[:pb]A decisão de mudar de país não é simples. Ainda mais quando pesa sobre ela uma série de exigências até finalmente poder exercer sua carreira. Se você escolheu tentar a vida nos Estados Unidos e é um profissional de saúde, a questão é ainda mais complexa, uma vez que não existe uma forma de revalidação do diploma para estrangeiros. Com exceção da área de pesquisa, para ser médico e clinicar nos Estados Unidos você tem que participar de um programa de residência médica no país. Não existe outra forma. Não tem como dar um jeitinho.

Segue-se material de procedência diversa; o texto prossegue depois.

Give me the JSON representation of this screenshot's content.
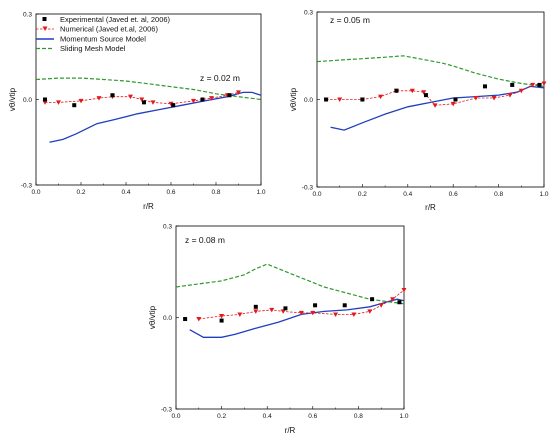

O processo para tentar a residência é longo e exige muitas horas de dedicação, mesmo para quem já é formado ou até para quem já fez a residência médica no Brasil. A quantidade e variedade de material para estudar é grande e quanto antes começar, melhor. Você não precisará fazer um exame de proficiência em inglês, já que subentende-se que se o candidato conseguiu uma nota boa nas provas, ele tem a fluência necessária para o trabalho. Mas isso não significa que dá para tentar os exames com um nível básico de inglês. Não dá mesmo. O ideal é investir no aprendizado ou na reciclagem da língua, assim que você decidir começar a estudar para os exames específicos.

Algumas pessoas ainda não se familiarizaram com os termos que encontrarão ao longo do caminho. Então, vamos lá: até conseguir um certificado do ECFMG (Education Commission for Foreign Medical Graduates), que atesta que está apto a entrar em algum programa americano de residência médica, você vai precisar vencer alguns desafios. O primeiro passo é se cadastrar na OASIS (On-line Application Status Information System), plataforma para se inscrever no ECFMG, e a exigência para isso é que sua faculdade esteja na lista do IMED (International Medical Educational Directory). Falamos disso no artigo publicado no dia 8/05, dá uma olhada lá!

Depois de se cadastrar, o sistema vai fornecer um número de identificação e abrir um processo para verificação dos seus documentos. Com a validação dos documentos, você poderá fazer as provas do USMLE (United States Medical Licensing Examination). O USMLE é um conjunto de testes que todos os médicos americanos e os IMGs (International Medical Graduates, ou seja, os estrangeiros) precisam passar para poder se candidatar à residência.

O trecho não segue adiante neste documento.